Privacy-Enhancing Face Obfuscation Guided by Semantic-Aware Attribution Maps

Face recognition technology is increasingly being integrated into our daily life, e.g. Face ID. With the advancement of machine learning algorithms, the personal information such as age, gender, and race can be easily deduced from the recorded face images in these applications. This poses a serious privacy threat to individuals who do not want to be profiled, as face images are collected for biometric purposes. Existing methods mostly focus on adding the invisible adversarial perturbations into the images to make automatic inference infeasible. However, the application scenarios of these methods are limited due to the perturbations depending on the specific model. In this paper, we introduce a novel face privacy-enhancing framework by obfuscating the stored faces, which could maintain the data utility (face identity) while protecting the privacy of users (facial attributes).
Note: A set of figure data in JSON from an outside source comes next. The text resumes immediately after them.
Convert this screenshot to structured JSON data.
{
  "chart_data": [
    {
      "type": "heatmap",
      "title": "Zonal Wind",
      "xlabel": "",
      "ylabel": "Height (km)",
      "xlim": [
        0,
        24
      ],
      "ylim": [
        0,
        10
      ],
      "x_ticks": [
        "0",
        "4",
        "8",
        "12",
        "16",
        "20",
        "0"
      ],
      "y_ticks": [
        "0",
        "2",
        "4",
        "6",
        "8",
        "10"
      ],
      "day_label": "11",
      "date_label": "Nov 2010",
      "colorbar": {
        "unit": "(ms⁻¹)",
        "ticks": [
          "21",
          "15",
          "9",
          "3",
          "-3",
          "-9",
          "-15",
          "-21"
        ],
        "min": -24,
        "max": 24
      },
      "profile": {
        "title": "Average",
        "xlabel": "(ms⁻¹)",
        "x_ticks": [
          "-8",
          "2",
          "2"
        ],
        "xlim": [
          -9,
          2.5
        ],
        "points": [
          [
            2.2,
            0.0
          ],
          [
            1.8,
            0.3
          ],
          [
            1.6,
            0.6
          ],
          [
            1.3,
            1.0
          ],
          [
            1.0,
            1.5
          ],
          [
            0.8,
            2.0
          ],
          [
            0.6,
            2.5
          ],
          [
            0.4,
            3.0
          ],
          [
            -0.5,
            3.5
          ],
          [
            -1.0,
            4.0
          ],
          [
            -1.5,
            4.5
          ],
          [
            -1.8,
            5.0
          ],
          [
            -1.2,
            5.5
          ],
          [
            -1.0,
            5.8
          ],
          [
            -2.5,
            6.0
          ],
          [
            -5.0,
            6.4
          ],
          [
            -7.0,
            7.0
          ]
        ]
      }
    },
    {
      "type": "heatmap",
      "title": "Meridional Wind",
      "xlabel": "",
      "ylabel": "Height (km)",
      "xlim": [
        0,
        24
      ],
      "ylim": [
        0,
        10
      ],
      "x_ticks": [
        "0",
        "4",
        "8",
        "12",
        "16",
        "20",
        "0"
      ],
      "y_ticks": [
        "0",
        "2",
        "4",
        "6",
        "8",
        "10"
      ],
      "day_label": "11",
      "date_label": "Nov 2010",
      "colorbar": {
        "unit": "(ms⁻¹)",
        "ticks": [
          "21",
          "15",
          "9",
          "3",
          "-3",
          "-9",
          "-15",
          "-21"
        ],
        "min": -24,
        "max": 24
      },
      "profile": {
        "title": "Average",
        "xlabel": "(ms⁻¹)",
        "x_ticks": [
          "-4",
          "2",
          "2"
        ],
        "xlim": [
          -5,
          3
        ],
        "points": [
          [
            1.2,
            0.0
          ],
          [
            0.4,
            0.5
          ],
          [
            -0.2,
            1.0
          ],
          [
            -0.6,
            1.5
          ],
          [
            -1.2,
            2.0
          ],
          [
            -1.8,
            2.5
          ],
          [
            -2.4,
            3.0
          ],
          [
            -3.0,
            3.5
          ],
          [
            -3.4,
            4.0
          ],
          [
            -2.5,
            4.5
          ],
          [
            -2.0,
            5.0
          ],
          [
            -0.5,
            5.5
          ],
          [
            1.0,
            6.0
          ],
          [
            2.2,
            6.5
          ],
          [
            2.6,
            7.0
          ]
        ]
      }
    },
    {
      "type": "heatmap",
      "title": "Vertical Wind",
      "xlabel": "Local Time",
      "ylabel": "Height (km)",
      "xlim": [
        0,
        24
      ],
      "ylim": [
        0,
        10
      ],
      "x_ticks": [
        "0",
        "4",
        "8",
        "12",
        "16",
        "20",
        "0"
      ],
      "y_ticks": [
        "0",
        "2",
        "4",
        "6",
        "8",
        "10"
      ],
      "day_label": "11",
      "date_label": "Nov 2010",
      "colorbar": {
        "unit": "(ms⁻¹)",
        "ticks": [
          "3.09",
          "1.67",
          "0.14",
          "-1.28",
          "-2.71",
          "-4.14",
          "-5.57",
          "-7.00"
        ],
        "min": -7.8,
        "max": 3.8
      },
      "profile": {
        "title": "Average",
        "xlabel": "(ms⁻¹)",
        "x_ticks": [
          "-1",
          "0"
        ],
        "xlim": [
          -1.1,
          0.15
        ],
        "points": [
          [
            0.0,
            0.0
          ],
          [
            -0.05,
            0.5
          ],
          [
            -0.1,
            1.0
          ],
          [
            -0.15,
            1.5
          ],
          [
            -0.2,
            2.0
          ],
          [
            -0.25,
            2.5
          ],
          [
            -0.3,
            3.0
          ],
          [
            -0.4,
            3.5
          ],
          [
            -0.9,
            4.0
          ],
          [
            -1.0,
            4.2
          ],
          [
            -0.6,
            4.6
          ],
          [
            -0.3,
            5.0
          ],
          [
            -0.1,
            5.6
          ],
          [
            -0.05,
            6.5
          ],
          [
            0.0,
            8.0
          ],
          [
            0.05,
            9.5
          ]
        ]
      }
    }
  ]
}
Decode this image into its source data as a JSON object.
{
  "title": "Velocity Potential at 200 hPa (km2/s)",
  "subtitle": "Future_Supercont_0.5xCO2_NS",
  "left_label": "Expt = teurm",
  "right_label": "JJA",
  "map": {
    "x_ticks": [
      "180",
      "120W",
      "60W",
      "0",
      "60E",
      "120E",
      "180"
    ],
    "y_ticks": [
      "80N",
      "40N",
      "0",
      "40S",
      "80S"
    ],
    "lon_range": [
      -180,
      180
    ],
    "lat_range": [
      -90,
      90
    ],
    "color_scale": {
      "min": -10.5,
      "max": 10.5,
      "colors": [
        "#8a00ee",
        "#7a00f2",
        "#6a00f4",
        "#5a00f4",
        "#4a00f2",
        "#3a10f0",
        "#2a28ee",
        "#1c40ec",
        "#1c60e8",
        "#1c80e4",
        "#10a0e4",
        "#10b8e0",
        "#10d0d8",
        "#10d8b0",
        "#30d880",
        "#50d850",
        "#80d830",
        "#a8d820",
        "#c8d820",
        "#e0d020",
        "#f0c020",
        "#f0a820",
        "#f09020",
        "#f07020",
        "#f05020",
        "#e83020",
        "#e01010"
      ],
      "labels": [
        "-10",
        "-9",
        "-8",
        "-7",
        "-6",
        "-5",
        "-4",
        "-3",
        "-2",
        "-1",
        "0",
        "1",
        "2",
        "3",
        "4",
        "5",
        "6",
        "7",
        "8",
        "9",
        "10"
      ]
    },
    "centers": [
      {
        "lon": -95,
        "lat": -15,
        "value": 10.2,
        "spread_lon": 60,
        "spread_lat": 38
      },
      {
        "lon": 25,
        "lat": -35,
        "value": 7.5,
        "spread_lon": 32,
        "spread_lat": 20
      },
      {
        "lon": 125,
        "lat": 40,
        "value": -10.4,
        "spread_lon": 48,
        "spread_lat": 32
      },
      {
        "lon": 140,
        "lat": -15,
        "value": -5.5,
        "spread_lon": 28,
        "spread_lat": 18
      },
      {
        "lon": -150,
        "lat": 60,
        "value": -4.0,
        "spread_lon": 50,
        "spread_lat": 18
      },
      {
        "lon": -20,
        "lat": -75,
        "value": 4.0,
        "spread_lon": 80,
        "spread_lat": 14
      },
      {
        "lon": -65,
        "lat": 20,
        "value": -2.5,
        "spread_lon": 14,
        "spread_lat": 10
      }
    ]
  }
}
Specifically, we first develop a feature attribution module to discover the identity-related facial parts. Within this module, we introduce a pixel importance estimation model based on Shapley value to obtain a pixel-level attribution map, and then each pixel on the attribution map is aggregated into semantic facial parts, which are used to quantify the importance of different facial parts. Next, we design a privacy-enhancing module to generate the high-quality obfuscated images, which can modify the privacy semantic content and preserve the identity-related information. Using the proposed method, users can choose the single or multiple attributes to be obfuscated without affecting identity matching. Extensive experiments conducted on CelebA-HQ and VGGFace2-HQ benchmarks demonstrate the effectiveness and generalization ability of our method.